IT HURTS
Instinct tells him to be skeptical of her statement. To suspect it might be a kindness, a thing you tell a child to make them go away. But there is such a gravity to her words when she says “forever,” like she really knows what that means, and he believes her, and he is happy. A nervous kind of happiness, but happiness nonetheless.
And then she believes him, and he’s not as surprised as he thought he would be because that’s just the way this night is shaping out, all these pieces fitting together that shouldn’t but they do, all dreamlike and strange; all right-wrong, doubtless insanities, sharp-edged joy. And her cheek, pressed to his cheek like a promise and a goodbye.

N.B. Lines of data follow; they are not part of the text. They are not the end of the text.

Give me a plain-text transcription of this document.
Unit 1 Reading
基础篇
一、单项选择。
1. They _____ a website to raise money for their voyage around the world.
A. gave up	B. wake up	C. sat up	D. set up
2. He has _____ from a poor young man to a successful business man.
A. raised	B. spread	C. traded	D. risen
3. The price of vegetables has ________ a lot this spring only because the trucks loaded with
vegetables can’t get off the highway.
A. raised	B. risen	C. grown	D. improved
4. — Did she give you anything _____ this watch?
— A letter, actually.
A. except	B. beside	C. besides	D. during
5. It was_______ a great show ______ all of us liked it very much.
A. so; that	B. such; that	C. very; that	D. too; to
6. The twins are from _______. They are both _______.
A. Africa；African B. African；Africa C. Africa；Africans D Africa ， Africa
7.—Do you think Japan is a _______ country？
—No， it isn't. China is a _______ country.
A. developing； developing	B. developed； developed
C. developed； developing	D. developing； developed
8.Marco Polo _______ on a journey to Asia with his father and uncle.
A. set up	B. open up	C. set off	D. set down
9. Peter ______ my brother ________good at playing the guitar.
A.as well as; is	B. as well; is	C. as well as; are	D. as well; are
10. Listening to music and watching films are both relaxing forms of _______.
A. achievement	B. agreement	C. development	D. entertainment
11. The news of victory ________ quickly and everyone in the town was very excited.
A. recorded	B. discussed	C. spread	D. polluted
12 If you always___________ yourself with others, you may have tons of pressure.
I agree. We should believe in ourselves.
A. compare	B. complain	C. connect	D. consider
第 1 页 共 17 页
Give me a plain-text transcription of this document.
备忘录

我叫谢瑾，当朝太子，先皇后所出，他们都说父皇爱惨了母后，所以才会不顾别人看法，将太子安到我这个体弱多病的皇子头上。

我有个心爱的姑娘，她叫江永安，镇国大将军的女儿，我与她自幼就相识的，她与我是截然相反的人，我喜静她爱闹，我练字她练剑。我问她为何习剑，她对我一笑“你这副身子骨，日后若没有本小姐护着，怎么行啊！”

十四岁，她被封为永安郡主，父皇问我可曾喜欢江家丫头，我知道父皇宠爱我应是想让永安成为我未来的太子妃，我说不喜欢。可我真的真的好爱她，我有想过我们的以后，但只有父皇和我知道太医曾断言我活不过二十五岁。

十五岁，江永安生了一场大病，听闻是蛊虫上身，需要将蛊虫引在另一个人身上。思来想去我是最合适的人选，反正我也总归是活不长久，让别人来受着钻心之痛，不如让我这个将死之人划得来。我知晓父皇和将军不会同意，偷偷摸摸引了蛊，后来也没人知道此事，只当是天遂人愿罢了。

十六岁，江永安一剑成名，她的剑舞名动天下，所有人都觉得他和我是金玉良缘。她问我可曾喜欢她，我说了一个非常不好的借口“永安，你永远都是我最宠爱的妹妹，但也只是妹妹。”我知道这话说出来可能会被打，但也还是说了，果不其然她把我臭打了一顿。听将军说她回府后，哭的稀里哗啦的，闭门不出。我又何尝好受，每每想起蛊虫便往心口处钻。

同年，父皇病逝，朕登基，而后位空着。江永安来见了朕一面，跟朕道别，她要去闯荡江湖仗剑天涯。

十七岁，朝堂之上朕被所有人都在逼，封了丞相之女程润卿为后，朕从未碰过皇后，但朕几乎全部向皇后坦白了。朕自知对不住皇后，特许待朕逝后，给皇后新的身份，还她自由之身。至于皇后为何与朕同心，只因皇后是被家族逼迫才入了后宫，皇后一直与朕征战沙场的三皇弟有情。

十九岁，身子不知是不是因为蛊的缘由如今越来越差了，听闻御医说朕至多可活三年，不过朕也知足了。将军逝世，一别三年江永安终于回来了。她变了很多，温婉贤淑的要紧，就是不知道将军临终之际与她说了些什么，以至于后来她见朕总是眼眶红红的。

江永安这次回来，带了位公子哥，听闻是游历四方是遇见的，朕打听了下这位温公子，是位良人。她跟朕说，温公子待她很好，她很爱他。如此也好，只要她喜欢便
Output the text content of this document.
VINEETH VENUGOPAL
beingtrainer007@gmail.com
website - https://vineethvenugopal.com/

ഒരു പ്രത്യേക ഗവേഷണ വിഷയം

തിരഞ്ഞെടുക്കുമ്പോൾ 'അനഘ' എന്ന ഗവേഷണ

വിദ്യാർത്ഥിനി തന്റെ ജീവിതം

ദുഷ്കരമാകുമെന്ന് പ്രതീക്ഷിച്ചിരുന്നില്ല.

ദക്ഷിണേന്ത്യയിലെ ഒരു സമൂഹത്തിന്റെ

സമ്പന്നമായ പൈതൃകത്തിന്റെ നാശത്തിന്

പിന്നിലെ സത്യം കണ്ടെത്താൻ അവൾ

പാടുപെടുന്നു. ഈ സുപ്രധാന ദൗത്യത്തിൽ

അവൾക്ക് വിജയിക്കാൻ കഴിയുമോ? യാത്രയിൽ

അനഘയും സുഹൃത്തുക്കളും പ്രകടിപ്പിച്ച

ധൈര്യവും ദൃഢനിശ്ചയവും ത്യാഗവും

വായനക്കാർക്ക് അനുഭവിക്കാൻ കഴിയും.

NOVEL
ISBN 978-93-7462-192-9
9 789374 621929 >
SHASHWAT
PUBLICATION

“Tell me a story, Dune. Tell me all the ways in which I can learn how mortality is more than pain, and hope without reason, and better than the cosmic expanse.”
A story immediately comes to mind, and he almost tells it to her.
He cannot remember when and where he first heard it. (Some small pitiful part of him wants to think it was his mother who told it to him, or his father, or a sister or brother. Someone who loved him.) It is just one of those stories that takes root in your heart and stays with you forever. He’s heard it told many times since the first, each a little different, and there was a certain beauty to the way the story twisted and spread like a forest, but the heart of it always remained the same.
The story goes like this: There is and has always been only one peach tree in Solterra, and nobody knows when and how it first got there and settled in the dry, sandy soil. There was an old stallion who took care of the tree- his back bowed and chestnut face greyed with age- and nobody knew when and how the stallion came to Solterra, except it was quite certain he came with the tree, or else the tree came with him. Nobody knew the stallion’s name, either, for he only spoke in smiles and gestures.
The old stallion watered the tree every morning in the darkness before dawn, and the tree grew tall and broad with a quickness that made many wonder what strange magic was at work. Each summer the tree bore more and bigger peaches, such a bounty that most every Solterran, no matter their station, were able to sample the fruit.
The tree was originally planted on the very outskirts of the court but soon became the heart of its own little village. In the spring, lovers young and old picnicked beneath its blossoms, and when the wind blew the delicate pink flowers fell like the gentlest rain. In the fall and throughout the warm winter the massive tree provided ample shade for the community to gather beneath, and it was said that even during the hottest of days a cool breeze could be found beneath those boughs.
Of course, the peace and beauty was temporary. The people wanted more peach trees, to export for coin. They pestered the stallion: “how do you grow the peaches so well, old man? How do you make the trees take root here?” He would only shake his head sadly, or shrug, and heavy shadows began to grow behind his eyes.
Here the story grows legs. It ends differently depending on the teller, but in the version Dune first heard, a less popular variation of the tale but the one that sat most deeply in his heart as true... and apologies to the story, but we skip ahead a bit here… the story ends with the old man being murdered beneath his tree in the hour before sunrise, his blood soaking into the parched earth. The peach tree lives on to this day, you can go see it in Solterra, but it is a meager shadow of what it once was. No one eats its fruit, which now tastes bitter and rotten. The village that sprouted up around it is impoverished and barren, and the breeze rolls through the streets hot and dry and merciless.
It was not at all the story she asked for, but he doesn’t know any other stories- all the rest of his life is toil and pain, sweat and dirt. And dreams, but there was nothing mortal about dreams. “Uh... I don’t know anything about those things.” I only know that you take whatever good things you can get, and you hold on tight, and you don’t dare be greedy or you’ll lose it all.
“I don’t know if you can learn how to love. It just happens.” His throat feels tight as he looks at her collar, its crescent moon a mocking smile that seems to say “you’re going to lose her, boy,” and his heart is sinking, sinking, sinking. “I hear it’s overrated, anyway,” he says, because that is what he’s heard again and again, scoffed by worn-down men he’s worked alongside. He wouldn’t know firsthand, although he thinks he might love the sound of her voice in all its ranges, dead-serious one moment and whisper-soft the next. Even when it seems to purr and fall away from him like a shooting star.
“You have to go now, don’t you?” His voice is quiet and trembling and so very close to that of a boy’s. She asked one thing of him, one simple thing, and he couldn't give it to her and now she has to go.